Hender Scheme Kuramae is a minimal space located in Tokyo, Japan, designed by DDAA Inc. This project is to renovate an entire concrete building near Kuramae Station into a showroom and office for IaicoS, which operates Hender Scheme and Polyploid. There are a few simple, specific rules for this space. The first is to use raw-edged materials as they are without significant edge treatment except for deburring. The second is to use the colors of materials as they are as much as possible without color matching. The third is to treat opposites, such as craft/industrial, front/back, artificial/natural, and cheap/luxurious as equally as possible. The first two, “raw-edged” and “material color,” are DDAA’s interpretation of the characteristics of Hender Scheme’s vegetable-tanned leather, and the third is a rule inspired by their “way of making” that the studio felt in their creation. They wanted to create in a way that resonates with Hender Scheme’s creation, which are familiar everyday products such as ordinary boxes, envelopes, and simple packaging designed using leather through careful techniques. This is not only because of the rules they set, but also because they sympathize with the way they make and the attitude they take. 

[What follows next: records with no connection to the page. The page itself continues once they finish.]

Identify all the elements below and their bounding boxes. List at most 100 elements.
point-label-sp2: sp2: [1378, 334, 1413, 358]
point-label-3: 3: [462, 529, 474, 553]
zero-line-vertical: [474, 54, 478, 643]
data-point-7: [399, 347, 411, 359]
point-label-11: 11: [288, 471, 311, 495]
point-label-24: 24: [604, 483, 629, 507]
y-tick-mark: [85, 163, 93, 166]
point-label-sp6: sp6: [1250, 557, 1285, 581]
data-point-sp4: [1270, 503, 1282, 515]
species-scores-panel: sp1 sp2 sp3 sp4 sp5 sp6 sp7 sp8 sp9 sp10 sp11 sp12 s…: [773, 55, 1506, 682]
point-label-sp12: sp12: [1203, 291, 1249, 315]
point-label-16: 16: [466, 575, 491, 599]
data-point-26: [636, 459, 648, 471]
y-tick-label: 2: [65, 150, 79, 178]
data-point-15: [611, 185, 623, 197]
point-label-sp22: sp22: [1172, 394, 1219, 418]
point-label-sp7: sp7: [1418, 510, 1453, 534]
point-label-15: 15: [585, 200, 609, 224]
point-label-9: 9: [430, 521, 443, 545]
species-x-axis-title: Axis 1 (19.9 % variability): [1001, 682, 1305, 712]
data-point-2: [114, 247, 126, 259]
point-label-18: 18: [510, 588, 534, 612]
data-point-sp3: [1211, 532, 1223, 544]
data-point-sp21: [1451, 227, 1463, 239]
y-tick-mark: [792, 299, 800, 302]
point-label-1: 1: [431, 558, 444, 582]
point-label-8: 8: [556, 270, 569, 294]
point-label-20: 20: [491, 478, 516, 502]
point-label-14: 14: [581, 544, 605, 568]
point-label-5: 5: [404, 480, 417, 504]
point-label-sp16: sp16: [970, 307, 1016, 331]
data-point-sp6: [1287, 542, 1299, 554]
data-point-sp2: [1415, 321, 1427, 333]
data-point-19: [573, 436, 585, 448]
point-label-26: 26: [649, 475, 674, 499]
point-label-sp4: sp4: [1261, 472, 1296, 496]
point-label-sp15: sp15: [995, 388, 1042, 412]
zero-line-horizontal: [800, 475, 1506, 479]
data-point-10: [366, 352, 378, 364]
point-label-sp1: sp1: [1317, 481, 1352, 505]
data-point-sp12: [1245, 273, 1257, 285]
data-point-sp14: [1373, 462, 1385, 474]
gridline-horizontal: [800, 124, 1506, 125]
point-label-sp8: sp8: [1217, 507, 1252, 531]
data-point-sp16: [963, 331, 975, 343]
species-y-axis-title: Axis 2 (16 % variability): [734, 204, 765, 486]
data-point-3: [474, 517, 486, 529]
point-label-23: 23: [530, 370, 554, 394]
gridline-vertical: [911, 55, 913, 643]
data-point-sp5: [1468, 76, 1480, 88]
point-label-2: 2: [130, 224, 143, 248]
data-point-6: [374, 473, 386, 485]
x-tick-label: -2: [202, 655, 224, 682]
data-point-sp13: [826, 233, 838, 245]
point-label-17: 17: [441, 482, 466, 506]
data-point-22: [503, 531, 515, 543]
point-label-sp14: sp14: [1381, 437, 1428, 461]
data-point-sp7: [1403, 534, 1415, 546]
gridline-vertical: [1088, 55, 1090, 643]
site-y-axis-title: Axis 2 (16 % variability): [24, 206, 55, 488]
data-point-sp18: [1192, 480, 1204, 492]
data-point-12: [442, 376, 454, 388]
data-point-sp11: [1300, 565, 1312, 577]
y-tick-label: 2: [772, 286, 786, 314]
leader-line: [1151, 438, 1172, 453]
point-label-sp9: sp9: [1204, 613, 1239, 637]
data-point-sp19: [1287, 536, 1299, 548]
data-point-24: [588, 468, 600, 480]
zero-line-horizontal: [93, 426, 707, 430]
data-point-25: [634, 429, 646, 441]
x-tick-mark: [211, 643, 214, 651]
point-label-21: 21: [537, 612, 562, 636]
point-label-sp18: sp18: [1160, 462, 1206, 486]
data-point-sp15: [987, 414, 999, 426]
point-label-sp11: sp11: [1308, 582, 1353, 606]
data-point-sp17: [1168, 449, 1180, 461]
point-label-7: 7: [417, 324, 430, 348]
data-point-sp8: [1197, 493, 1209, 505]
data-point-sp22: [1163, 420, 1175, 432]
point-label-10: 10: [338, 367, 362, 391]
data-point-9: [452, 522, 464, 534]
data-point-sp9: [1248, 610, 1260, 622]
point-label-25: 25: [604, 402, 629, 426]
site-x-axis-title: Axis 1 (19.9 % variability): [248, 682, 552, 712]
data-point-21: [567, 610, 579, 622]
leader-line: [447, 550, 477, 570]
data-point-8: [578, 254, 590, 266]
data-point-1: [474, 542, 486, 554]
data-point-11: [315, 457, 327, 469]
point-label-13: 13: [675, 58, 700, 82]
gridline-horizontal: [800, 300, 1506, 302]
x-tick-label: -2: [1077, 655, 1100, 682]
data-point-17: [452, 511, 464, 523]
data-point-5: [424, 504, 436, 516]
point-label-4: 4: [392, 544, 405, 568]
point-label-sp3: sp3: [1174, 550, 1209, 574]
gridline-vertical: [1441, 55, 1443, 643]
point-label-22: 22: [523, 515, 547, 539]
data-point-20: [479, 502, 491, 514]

This is why the designers decided to leave the bare walls as they are as much as possible. Shelves and partitions around the walls are made of raw-edged gray poly lumber to accentuate the edges. One of the glass partitions separating the office and meeting room is a mirror, and the gray surface visible from the office is the back of the mirror used as a finish. Since the mirror and glass are the same thickness, raw edges of both materials were joined without seals along the edges like glass. The glass and mirror are fixed directly with screws using leather as washers. The exposed electrical wiring carefully laid out in the concrete walls is also held in place using raw-edged leather. The meeting space is furnished with a glass table on legs made of steel pipes for scaffolding and leather upholstered chairs by Hender Scheme. The shelves on the exterior wall side are usually used as open shelves for documents and can be blindfolded during biannual exhibitions.

The screens are made of raw-edged polycarbonate panels that can be attached and removed with magnets, without intricate detailing like fittings. They are lightweight and translucent with no oppressive feeling, and above all, they do not block the light from relatively small windows. The large table, which doubles as a meeting table by changing the layout, consists of large-sized structural plywood over 3m long. Since the material is mainly used to make structural members of buildings, the studio used hardware for conventional construction methods for wooden houses to fasten joints. Since the desk is only 700mm deep because of the size of the material, they made a slit in the center to provide space for power supply wiring. DDAA used raw-edged steel square pipes as longitudinal beams which provide space for wiring to electrical outlets.